6. The loop continues, creating 'fake' revenue flows.
This web of interconnected deals means: "The revenue of one company is the cost of another is the investment of a third." If one key pillar in this $1.1T structure fails, the ripple effect (contagion) could be massive.
Is This 2000 or 2008?
Compared to the GFC (2008): The risk is different. OpenAI's obligations are not being securitized and multiplied 15x by exotic derivatives. Big Tech has strong balance sheets.
Compared to the Dot-Com Bubble (2000): Major players today (MSFT, NVDA) are profitable. The Nasdaq P/E is 30x, not the peak of 60x.

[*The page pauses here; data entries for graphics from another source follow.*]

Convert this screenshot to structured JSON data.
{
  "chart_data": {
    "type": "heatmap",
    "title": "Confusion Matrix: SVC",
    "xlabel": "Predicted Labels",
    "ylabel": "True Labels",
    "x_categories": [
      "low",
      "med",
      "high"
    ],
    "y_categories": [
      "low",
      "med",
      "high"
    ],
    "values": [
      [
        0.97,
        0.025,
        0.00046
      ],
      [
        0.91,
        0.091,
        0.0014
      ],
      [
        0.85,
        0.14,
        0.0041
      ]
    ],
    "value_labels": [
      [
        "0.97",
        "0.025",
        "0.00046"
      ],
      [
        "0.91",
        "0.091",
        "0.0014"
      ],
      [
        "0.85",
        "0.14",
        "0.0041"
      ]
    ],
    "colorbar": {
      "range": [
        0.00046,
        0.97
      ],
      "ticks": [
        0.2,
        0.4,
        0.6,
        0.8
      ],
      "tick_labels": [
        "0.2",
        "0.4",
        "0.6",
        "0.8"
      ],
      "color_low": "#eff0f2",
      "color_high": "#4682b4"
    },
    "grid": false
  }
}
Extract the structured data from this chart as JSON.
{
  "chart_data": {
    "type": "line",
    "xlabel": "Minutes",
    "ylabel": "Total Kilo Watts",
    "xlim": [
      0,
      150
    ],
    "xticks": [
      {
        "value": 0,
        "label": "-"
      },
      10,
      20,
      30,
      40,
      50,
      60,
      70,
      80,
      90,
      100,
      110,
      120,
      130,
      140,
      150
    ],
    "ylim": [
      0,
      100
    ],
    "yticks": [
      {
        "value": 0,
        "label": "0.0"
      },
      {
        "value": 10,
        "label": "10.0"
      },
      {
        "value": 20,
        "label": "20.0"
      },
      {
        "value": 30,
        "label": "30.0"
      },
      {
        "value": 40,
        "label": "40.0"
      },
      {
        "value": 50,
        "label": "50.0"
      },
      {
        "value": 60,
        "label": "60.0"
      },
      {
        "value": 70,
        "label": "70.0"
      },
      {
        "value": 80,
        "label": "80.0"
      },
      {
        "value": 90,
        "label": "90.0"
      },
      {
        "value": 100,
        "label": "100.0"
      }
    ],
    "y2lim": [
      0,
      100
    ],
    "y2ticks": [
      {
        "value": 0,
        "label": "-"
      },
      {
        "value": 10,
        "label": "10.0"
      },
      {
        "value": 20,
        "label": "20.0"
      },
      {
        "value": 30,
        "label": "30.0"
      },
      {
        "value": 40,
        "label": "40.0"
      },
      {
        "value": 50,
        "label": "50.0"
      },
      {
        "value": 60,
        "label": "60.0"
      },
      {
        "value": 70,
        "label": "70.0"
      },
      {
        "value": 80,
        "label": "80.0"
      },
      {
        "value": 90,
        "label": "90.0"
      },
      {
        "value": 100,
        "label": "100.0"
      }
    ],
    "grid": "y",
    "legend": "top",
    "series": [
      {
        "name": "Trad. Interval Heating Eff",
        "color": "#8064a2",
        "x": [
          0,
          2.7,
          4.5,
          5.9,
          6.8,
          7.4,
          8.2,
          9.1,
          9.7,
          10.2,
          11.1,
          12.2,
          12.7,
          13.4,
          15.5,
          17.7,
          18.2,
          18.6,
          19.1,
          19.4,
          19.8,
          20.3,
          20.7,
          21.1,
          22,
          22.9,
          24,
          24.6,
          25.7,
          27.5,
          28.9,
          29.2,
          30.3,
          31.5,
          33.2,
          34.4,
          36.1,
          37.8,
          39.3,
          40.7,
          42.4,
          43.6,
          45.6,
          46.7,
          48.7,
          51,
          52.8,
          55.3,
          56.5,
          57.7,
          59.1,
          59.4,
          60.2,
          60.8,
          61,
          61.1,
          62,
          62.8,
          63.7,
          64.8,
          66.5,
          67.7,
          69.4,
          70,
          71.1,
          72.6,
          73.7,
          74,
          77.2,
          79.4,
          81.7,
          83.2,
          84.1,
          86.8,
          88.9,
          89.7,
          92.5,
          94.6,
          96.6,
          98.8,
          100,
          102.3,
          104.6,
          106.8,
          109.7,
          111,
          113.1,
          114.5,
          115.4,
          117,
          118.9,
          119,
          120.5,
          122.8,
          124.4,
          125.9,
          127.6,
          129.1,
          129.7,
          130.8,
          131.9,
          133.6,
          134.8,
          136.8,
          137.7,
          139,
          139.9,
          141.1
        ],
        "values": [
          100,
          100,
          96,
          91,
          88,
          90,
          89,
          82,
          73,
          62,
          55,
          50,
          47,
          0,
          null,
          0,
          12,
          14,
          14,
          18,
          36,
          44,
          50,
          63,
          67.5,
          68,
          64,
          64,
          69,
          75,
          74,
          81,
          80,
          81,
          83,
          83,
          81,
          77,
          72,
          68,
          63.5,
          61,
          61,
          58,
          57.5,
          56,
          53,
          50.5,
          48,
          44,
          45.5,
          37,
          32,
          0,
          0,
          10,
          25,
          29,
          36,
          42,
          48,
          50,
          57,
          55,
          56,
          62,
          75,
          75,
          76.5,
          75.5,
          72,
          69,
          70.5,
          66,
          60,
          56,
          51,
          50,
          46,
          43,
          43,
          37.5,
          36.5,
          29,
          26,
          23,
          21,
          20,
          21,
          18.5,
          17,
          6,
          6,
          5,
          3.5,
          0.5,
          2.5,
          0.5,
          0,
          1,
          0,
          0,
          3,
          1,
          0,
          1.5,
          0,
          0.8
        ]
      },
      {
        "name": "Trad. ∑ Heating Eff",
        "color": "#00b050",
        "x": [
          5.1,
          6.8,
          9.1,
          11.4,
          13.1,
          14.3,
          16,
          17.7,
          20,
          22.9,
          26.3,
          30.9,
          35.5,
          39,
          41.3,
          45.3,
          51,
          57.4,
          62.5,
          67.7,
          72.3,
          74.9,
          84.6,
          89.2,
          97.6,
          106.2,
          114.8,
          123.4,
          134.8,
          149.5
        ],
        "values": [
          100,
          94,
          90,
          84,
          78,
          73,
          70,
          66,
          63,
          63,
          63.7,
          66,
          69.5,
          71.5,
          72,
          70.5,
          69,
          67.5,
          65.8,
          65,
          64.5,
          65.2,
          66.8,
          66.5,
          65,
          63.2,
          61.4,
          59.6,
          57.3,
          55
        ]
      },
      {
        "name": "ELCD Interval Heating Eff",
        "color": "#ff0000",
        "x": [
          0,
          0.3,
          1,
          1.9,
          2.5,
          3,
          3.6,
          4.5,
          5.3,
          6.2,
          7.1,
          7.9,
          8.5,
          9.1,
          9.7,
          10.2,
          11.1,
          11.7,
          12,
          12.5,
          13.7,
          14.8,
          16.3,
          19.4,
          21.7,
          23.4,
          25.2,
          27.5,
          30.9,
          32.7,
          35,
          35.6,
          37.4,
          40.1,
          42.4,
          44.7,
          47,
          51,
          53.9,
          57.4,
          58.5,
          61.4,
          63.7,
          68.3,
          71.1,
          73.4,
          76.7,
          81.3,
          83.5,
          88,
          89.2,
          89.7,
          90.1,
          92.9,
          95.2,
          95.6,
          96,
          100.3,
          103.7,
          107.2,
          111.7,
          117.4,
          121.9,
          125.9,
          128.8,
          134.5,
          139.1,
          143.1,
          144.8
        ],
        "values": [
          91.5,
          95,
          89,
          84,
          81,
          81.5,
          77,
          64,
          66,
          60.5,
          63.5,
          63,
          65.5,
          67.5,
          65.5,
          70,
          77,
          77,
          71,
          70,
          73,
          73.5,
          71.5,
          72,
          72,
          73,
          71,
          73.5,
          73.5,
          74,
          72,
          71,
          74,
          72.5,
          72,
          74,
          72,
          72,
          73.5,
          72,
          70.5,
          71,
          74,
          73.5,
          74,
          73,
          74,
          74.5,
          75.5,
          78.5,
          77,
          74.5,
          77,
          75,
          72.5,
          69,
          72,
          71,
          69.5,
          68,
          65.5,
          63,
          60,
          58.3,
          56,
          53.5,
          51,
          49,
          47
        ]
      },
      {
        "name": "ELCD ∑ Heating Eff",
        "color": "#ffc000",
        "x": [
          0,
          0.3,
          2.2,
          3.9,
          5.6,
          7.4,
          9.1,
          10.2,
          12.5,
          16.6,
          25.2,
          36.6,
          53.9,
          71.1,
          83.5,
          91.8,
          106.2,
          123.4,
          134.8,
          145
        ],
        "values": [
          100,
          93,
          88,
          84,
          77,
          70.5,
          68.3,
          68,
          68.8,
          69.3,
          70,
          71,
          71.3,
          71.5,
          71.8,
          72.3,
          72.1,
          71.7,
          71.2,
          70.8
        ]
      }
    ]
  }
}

The problem is the mix, as Charlie Munger famously said: "If you mix raisins with turds, well, you still got turds."
The AI bubble has strong "raisins" (real, profitable businesses) surrounded by "turds" (trillions in inter-company fake revenue, impossible spending commitments, and whispers of taxpayer bailouts).
The spending is insane, and the sheer amount of financial engineering is raising red flags across the board.
The Question: Can any economy sustain $1.1T in interconnected spend from a company with $20B revenue?